For undecided buyers: view both stones side by side. A Bedfordview Prodiam appointment and a Sandton Shimansky boutique visit can be done in one Saturday.

Guidance and sources

Insist on a GIA or equivalent independent grading report, and verify a dealer's standing with the Diamond Dealers Club of South Africa before paying. Those two checks remove most of the risk in a private diamond purchase.
GIA's highest cut grade for round brilliant diamonds is Excellent. Treat a GIA Excellent cut (the equivalent of the older AGS Ideal benchmark) as the standard to compare dealers against, because cut quality drives brilliance, fire, and scintillation.
Our analysis: buying from a local manufacturer that sources rough in South Africa and polishes in-house typically lands 30 to 40 per cent below comparable retail pricing on a like-for-like certified stone, because the showroom layers of margin fall away.
/Diamond Guide SA editorial analysis, 2026

Frequently Asked Questions

Is the Brilliant 10 worth the premium?

Visually it does return more light than a standard 3EX round brilliant. The premium over a wholesale GIA 3EX is typically R30-50k on a 1ct stone. Whether that gap is worth it is a personal call.

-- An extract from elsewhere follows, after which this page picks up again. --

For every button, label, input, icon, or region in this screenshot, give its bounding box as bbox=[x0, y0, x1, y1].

Is Prodiam as good as Shimansky?

On a standard GIA-certified round brilliant, Prodiam is at least as good. Shimansky's differentiator is the proprietary Brilliant 10, not standard GIA stones.

Where can I view a Brilliant 10?

Shimansky boutiques: Clock Tower V&A Waterfront (flagship), Nelson Mandela Square Shop L57, Sandton City Banking Mall. Prodiam does not stock the Brilliant 10.

How do I check that a South African diamond dealer is legitimate?

Verify membership in the Diamond Dealers Club of South Africa, insist on GIA certification on any centre stone, and confirm Kimberley Process compliance on rough sourcing. Prodiam in Bedfordview meets all three baselines.